Paroles du dieu qui vint à l'existence de lui-même, qui créa le ciel, la terre et l'eau, le souffle de la vie et le feu, les divinités et les hommes, le bétail, les serpents, les oiseaux et les poissons ; le roi des hommes et des dieux réunis dont les limites vont au-delà des années, et possédant beaucoup de noms, inconnus de celui-ci ou inconnus de celui-là.

Isis était une femme intelligente ; son cœur était plus habile que celui de millions d'hommes ; elle avait plus de discernement qu'un million de dieux ; elle était plus judicieuse qu'un million d'esprits. Elle n'ignorait rien de ce qui était dans le ciel et sur la terre, à l'égal de Rê, qui avait créé ce qui est sur la terre. Mais elle souhaitait, en son cœur, connaître le nom de ce dieu auguste.

Rê, chaque jour, entrait à la tête de son équipage et s'asseyait sur le trône des Deux Horizons. Le grand âge du dieu rendait sa bouche molle ; aussi laissait-il tomber sa salive sur le sol, ou bien il crachait en la jetant à terre. Isis (un jour) la pétrit en ses mains avec la terre sur laquelle elle se trouvait ; elle lui donna la forme d'un serpent sacré, et le modela tel un trait prêt à s'élancer. Mais, devant elle, il ne bougea pas ; aussi put-elle le placer à la croisée des chemins que le dieu auguste avait coutume de suivre, selon son désir, sur le Double Pays.

Le dieu fit son apparition hors des portes de son palais, tandis que les divinités du palais étaient en sa suite, afin de se promener, comme chaque jour. Alors le serpent sacré le mordit, et le feu de la vie sortit de lui, puis l'animal se cacha dans les roseaux. Le dieu ouvrit la bouche et la voix de Sa Majesté atteignit le ciel. Son Ennéade dit : " Qu'est-ce donc ? Qu'est-ce donc ? " ; ses dieux dirent : " Quoi donc ? Quoi donc ? " Il ne pouvait leur répondre, ses lèvres tremblaient, ses membres étaient secoués, car le poison avait pris possession de son corps, de même que le grand Nil charrie tout derrière lui.

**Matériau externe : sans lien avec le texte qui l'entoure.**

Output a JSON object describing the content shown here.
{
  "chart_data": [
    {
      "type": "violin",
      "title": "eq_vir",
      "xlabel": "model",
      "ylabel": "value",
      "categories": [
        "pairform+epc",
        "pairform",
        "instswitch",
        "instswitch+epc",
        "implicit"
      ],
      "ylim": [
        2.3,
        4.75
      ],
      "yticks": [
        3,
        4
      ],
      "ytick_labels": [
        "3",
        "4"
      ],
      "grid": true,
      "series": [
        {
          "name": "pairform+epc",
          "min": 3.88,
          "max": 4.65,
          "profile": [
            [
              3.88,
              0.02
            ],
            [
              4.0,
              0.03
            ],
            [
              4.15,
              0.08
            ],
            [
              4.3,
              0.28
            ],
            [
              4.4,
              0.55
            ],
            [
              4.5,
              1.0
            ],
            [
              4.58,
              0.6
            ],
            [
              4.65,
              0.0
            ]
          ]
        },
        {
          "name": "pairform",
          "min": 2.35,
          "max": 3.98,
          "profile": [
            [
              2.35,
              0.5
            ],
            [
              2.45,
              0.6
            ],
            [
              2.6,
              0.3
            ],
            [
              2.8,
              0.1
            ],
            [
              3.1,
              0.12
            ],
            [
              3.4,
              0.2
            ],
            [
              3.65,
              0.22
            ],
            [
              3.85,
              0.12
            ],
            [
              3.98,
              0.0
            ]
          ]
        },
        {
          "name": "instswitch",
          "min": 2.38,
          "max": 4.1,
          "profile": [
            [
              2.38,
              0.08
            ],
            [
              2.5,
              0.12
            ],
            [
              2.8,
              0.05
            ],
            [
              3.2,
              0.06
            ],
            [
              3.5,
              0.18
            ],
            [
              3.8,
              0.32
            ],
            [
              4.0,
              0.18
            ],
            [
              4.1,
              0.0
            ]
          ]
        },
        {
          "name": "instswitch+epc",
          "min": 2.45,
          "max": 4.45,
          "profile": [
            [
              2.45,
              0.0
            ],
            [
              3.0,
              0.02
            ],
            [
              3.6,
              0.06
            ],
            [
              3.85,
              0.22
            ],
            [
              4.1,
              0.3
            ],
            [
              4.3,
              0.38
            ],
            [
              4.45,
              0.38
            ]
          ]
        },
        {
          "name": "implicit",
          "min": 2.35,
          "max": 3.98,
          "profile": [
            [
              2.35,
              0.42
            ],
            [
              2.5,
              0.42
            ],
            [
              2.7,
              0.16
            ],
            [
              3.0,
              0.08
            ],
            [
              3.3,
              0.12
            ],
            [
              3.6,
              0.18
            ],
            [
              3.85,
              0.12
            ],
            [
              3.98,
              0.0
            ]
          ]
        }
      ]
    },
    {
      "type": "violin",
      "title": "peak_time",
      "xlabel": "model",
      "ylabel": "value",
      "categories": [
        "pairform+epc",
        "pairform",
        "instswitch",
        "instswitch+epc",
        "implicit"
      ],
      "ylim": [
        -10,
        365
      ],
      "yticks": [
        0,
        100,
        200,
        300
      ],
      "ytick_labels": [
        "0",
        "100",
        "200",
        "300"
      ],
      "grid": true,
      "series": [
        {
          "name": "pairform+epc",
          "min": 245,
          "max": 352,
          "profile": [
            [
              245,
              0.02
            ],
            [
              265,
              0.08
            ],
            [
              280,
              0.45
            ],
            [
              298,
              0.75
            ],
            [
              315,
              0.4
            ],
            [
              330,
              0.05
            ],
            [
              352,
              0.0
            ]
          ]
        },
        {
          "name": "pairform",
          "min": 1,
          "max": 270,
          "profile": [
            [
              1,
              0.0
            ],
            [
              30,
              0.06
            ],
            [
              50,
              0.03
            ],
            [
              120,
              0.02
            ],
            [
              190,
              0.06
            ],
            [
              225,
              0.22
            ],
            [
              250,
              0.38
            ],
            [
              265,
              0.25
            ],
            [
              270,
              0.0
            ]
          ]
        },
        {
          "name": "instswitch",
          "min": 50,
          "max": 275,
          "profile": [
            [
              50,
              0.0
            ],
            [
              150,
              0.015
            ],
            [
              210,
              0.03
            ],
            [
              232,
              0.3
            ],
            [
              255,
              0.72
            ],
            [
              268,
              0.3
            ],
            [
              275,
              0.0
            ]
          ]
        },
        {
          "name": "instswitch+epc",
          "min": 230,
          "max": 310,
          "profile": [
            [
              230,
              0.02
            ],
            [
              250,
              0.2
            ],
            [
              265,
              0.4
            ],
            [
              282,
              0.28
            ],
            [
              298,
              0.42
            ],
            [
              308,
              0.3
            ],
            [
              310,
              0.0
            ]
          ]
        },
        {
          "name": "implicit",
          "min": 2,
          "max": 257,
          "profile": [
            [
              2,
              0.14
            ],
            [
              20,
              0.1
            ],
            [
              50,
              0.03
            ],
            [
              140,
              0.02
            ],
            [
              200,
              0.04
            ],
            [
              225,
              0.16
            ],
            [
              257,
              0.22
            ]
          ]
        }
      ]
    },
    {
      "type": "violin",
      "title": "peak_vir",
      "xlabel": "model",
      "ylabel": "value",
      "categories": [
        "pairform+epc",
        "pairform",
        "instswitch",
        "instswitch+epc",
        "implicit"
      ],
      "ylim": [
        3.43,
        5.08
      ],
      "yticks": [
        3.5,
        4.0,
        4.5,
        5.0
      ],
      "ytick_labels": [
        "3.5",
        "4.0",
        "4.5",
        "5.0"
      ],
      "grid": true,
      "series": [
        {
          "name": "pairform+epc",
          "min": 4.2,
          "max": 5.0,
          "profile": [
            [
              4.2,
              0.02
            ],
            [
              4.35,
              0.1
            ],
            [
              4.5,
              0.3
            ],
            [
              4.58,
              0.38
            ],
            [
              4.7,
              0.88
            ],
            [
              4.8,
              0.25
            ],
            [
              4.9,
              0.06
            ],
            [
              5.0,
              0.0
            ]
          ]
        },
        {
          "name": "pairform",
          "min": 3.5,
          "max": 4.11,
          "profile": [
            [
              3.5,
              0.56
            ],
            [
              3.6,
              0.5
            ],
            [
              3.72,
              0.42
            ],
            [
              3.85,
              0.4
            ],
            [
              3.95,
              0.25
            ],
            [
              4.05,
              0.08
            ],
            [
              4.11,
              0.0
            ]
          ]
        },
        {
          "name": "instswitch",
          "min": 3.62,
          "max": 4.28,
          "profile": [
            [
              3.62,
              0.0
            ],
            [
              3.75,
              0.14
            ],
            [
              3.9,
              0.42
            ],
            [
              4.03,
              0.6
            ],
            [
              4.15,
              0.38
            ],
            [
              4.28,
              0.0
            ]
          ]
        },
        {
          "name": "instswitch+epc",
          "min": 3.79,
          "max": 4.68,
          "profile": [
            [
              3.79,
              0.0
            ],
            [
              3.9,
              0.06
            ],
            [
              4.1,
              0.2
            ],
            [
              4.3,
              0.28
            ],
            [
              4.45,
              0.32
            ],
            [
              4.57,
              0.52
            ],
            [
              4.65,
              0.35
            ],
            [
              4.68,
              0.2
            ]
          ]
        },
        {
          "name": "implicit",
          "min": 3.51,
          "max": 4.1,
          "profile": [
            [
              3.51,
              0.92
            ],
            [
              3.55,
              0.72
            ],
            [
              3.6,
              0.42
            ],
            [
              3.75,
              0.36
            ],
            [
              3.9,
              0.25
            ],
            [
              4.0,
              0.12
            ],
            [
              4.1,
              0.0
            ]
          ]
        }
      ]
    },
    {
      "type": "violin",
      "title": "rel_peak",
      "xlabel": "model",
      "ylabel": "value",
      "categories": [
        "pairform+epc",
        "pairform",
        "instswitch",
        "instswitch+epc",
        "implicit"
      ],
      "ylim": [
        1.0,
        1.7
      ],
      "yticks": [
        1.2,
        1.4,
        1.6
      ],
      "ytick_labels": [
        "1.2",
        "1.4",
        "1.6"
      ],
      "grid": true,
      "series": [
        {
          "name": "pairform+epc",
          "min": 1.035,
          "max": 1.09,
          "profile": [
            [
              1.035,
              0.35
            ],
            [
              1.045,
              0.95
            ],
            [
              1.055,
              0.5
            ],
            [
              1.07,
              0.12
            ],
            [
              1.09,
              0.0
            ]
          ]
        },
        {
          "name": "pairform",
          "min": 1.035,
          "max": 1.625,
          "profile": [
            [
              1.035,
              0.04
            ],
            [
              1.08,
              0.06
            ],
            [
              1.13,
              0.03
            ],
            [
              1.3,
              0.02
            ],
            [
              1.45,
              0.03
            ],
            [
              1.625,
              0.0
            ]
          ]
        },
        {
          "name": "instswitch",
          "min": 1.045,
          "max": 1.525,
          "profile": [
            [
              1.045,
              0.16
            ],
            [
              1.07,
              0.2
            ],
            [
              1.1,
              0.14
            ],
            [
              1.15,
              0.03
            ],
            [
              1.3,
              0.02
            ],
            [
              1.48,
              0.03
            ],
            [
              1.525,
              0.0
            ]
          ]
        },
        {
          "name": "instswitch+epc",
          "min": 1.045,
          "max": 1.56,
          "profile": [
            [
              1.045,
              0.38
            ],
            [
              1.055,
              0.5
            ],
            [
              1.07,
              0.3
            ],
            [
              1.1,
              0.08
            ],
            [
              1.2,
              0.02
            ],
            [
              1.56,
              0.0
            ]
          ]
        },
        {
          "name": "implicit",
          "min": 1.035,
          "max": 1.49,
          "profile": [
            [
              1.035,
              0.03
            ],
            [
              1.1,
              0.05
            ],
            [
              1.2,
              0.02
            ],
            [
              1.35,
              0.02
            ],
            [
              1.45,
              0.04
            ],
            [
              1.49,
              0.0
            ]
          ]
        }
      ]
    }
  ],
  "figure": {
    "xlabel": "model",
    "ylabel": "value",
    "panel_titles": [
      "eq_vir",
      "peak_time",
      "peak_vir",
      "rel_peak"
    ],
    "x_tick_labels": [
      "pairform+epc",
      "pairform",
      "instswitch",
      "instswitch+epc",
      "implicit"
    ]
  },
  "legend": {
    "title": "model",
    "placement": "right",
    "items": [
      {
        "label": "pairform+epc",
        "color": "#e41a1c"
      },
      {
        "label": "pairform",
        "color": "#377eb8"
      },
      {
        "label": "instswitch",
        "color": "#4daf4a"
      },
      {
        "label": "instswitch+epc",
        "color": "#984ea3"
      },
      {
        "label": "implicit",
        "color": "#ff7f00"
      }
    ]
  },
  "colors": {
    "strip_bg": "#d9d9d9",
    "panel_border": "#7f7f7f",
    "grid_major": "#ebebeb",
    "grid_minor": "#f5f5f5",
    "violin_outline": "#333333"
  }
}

Le grand dieu affermit alors son cœur et il appela ceux qui étaient en sa suite : " Venez à moi, vous qui êtes venus à l'existence hors de mon corps, dieux qui êtes issus de moi, afin que je vous fasse connaître ce qui m'est arrivé. Une chose douloureuse m'a mordu. Mon cœur ne la connaît pas, mes yeux ne l'ont pas vue, ma main ne l'a pas faite. Je ne reconnais en elle aucun des éléments de ma création. Mais je n'ai jamais ressenti une souffrance comme celle-là ; il n'y a rien de plus pénible que cela. Je suis un Souverain, fils de Souverain, une semence divine venue à l'existence comme dieu. Je suis le Grand, fils du Grand, celui dont le nom fut pensé par son père. J'ai beaucoup de noms et beaucoup de formes. Ma forme est aussi en chaque dieu. Je suis celui que l'on appelle Atoum et Horus le loué. Mon père et ma mère m'ont dit mon nom, et je l'ai caché en mon corps hors de portée de mes enfants de peur qu'un pouvoir soit donné à un magicien contre moi. Or je sortais pour voir ce que j'avais créé, je me promenais sur le Double Pays que j'avais fait, lorsqu'une chose me mordit que je ne connais point. Ce n'est pas le feu, ce n'est pas l'eau, mais mon cœur brûle, mon corps tremble et mes membres ont froid. Que mes enfants, les dieux me soient amenés, avec des paroles bénéfiques - les dieux qui savent les formules magiques et dont la connaissance atteint le ciel ".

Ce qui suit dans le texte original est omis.